Parrella 等人在一名患有 X 连锁贫血症的意大利男孩（300835） 中（2014） 在 GATA1 基因的起始密码子中发现了半合子 c.2T-C 转换。该突变是通过对 23 名临床诊断为 Diamond-Blackfan 贫血的意大利患者的 GATA1 基因直接测序发现的，该突变遗传自未受影响的母亲。预计该突变会导致长 GATA1 亚型的丢失。

在体外细胞研究中，Ludwig 等人（2014） 证明 c.2T-C 突变体主要产生缺乏前 83 个氨基酸的 GATA1 短亚型，但也产生了低水平的全长 GATA1。

.0012 腺苷脱氨酶升高，溶血性贫血
GATA1，ARG307CYS

Ludwig 等人发现，一名爱尔兰/英国血统的 3 岁男孩（患者 1）因腺苷脱氨酶升高而患有溶血性贫血（HAEADA；301083）（2022） 在 GATA1 基因中发现了一个半合子 C-T 转换（chrX.48,652,248C-T, GRCh37），导致 C 端本质无序区域（IDR） 的保守残基处的 arg307 到 cys（R307C） 取代领域。该突变是通过全外显子组测序发现的，但在 gnomAD 数据库中不存在。患者红细胞细胞显示 ADA 水平轻度升高，为 14.4 IU/gHb。与对照相比，患者来源的红系细胞表现出分化受损、增殖减少和形态改变，这可以通过表达野生型 GATA1 来部分挽救。与对照组相比，转导突变的细胞显示出红细胞 ADA 水平增加，ADA mRNA 水平增加。 R307C突变部分破坏了预测的核定位信号，与野生型相比，突变蛋白在细胞核中减少了40%，在细胞质中的保留增加。 RNA-seq 分析结果与突变体对规范 GATA1 靶基因的转录活性改变一致。突变细胞表现出与突变相关的染色质可及性和 DNA 结合受损，这与观察到的基因表达变化一致，表明转录调控被破坏。

.0013 腺苷脱氨酶升高，溶血性贫血
GATA1，ARG307HIS

Ludwig 等人在 2 名不相关的日本男性（P2 和 P3）中发现，由于腺苷脱氨酶升高而导致溶血性贫血（HAEADA；301083）（2022） 在 GATA1 基因中发现了一个半合子 G-A 转换（chrX.48,652,249G-A, GRCh37），导致 C 端本质无序区域（IDR） 的保守残基处的 arg307-to-his（R307H） 取代领域。
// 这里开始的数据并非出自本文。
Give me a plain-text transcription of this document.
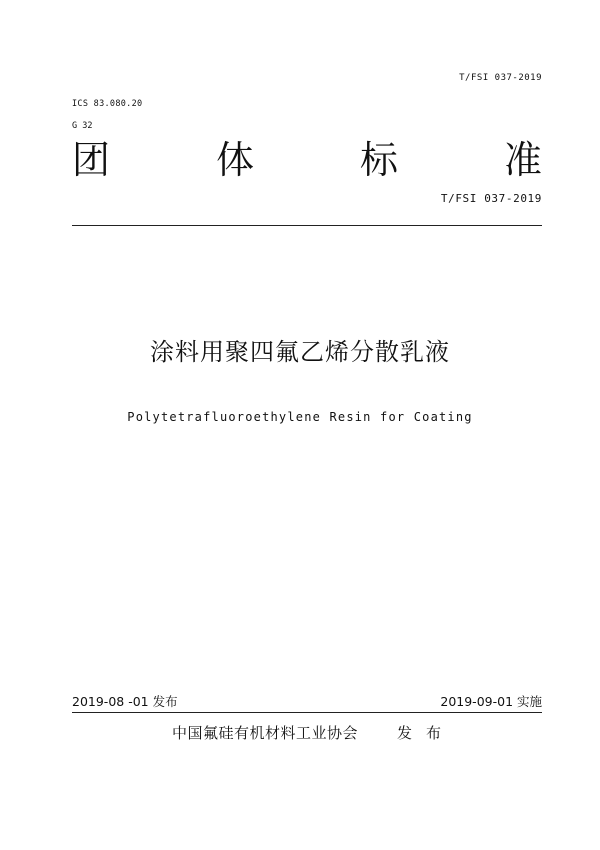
T/FSI 037-2019
ICS 83.080.20
G 32
团	体	标	准
T/FSI 037-2019
涂料用聚四氟乙烯分散乳液
Polytetrafluoroethylene Resin for Coating
2019-08 -01 发布	2019-09-01 实施
中国氟硅有机材料工业协会	发布
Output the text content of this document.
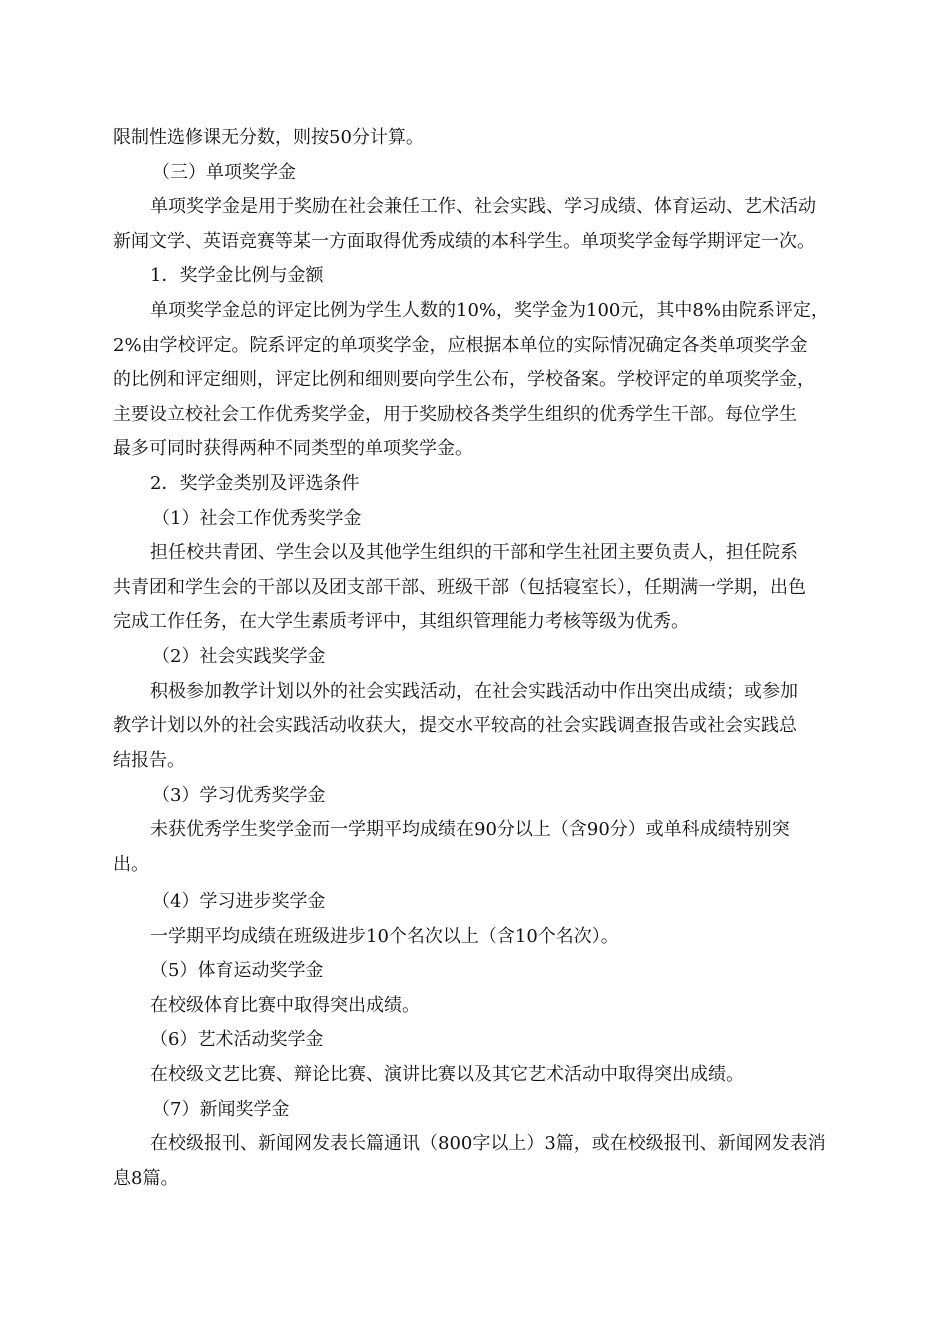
限制性选修课无分数，则按50分计算。
（三）单项奖学金
单项奖学金是用于奖励在社会兼任工作、社会实践、学习成绩、体育运动、艺术活动
新闻文学、英语竞赛等某一方面取得优秀成绩的本科学生。单项奖学金每学期评定一次。
1．奖学金比例与金额
单项奖学金总的评定比例为学生人数的10%，奖学金为100元，其中8%由院系评定，
2%由学校评定。院系评定的单项奖学金，应根据本单位的实际情况确定各类单项奖学金
的比例和评定细则，评定比例和细则要向学生公布，学校备案。学校评定的单项奖学金，
主要设立校社会工作优秀奖学金，用于奖励校各类学生组织的优秀学生干部。每位学生
最多可同时获得两种不同类型的单项奖学金。
2．奖学金类别及评选条件
（1）社会工作优秀奖学金
担任校共青团、学生会以及其他学生组织的干部和学生社团主要负责人，担任院系
共青团和学生会的干部以及团支部干部、班级干部（包括寝室长），任期满一学期，出色
完成工作任务，在大学生素质考评中，其组织管理能力考核等级为优秀。
（2）社会实践奖学金
积极参加教学计划以外的社会实践活动，在社会实践活动中作出突出成绩；或参加
教学计划以外的社会实践活动收获大，提交水平较高的社会实践调查报告或社会实践总
结报告。
（3）学习优秀奖学金
未获优秀学生奖学金而一学期平均成绩在90分以上（含90分）或单科成绩特别突
出。
（4）学习进步奖学金
一学期平均成绩在班级进步10个名次以上（含10个名次）。
（5）体育运动奖学金
在校级体育比赛中取得突出成绩。
（6）艺术活动奖学金
在校级文艺比赛、辩论比赛、演讲比赛以及其它艺术活动中取得突出成绩。
（7）新闻奖学金
在校级报刊、新闻网发表长篇通讯（800字以上）3篇，或在校级报刊、新闻网发表消
息8篇。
该突变是通过全外显子组测序发现的，但在 gnomAD 数据库中不存在。 P2 先前已由 Kanno 等人报道过（1988） 和 P3 之前已被 Ogura 等人报道过（2016）。患者的 ADA 水平升高：P2 的 ADA 为 88.6 IU/gHb，而他的母亲（可能携带突变）的 ADA 为 1.74 IU/gHb； P3 的 ADA 为 39.7 IU/gHb，他的母亲（可能携带突变）的 ADA 为 7.40 IU/gHb。与对照相比，患者来源的红系细胞表现出分化受损、增殖减少和形态改变，这可以通过表达野生型 GATA1 来部分挽救。与对照组相比，转导突变的细胞显示出红细胞 ADA 水平增加，ADA mRNA 水平增加。 R307C突变部分破坏了预测的核定位信号，与野生型相比，突变蛋白在细胞核中减少了40%，在细胞质中的保留增加。 RNA-seq 分析结果与突变体对规范 GATA1 靶基因的转录活性改变一致。突变细胞表现出与突变相关的染色质可及性和 DNA 结合受损，这与观察到的基因表达变化一致，表明转录调控被破坏。